3. März 2007

Warum knutscht man im Theater nicht?

Gestern, nachdem ich pünktlich abgeholt wurde, war ich ja im Theater. Umgeben von einer Fülle holder Weiblichkeit fiel mir irgendwann auf, dass alle, mehr oder weniger gespannt, dem Geschehen auf der Bühne folgten. Und als ich mich umsah, fiel mir auf, das keine Pärchen eng umschlungen in den Reihen saßen und ich überlegte mir: Warum knutscht man im Theater nicht?

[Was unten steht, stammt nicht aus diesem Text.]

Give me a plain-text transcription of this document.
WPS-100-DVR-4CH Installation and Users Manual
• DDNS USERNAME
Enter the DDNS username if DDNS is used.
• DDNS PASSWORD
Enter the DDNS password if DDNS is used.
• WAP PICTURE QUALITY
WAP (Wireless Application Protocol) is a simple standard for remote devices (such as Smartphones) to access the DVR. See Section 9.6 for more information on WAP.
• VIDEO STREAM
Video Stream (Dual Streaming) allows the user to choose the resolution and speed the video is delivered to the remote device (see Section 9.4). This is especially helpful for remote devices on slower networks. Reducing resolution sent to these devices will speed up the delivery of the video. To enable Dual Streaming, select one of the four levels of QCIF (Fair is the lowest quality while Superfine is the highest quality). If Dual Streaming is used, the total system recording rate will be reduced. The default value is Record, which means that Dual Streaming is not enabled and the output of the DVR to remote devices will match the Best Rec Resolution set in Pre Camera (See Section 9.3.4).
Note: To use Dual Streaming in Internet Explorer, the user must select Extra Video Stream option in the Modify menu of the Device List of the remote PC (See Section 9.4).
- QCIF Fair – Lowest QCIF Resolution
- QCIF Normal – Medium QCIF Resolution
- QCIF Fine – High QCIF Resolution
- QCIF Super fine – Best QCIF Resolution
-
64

Wohl aber im Kino. Dabei sind beide Veranstaltungsformen ja grundsätzlich das gleiche: Menschen spielen anderen Menschen etwas vor. Das kann spannend sein, kann aber auch sterbenslangweilig daher kommen. Warum also lässt man sich im Kino gehen und knutscht hemmungslos mit seiner Nachbarin und im Theater sitzt man gesittet auf seinem Platz und traut sich, wenn überhaupt, grade mal ein sachtes Händchenhalten. Und das auch nur, wenn man sich schon kennt. Liegt das vielleicht daran, dass man Angst davor hat, die lebendigen Schauspieler könnten das Geschehen in den Sitzen kommentieren und man würde aufgefordert werden sich zu rechtfertigen? Oder gar auf der Bühne weiter zu machen? Ist das eine Urangst des Theaterzuschauers: mitspielen müssen? Vielleicht. Vielleicht ist es aber auch nur ein gewisser anderer Anstand als im Kino, der uns gebietet sich eben nicht miteinander, sondern nur mit dem Gesehenen auf der Bühne zu beschäftigen. Im Kino kann man, zumindest von der Leinwand aus, nicht zur Ordnung gerufen werden, also entfällt diese Hemmschwelle. Im Theater scheint das durchaus möglich.

Ich für meinen Teil fand es eigentlich schade, dass ich diese Feststellung treffen musste, denn ich hätte mich, besonders gestern, nur allzu gern mit meiner Nachbarin und nicht mit dem Geschehen auf der Bühne beschäftigt… Aber so ist das eben im Theater!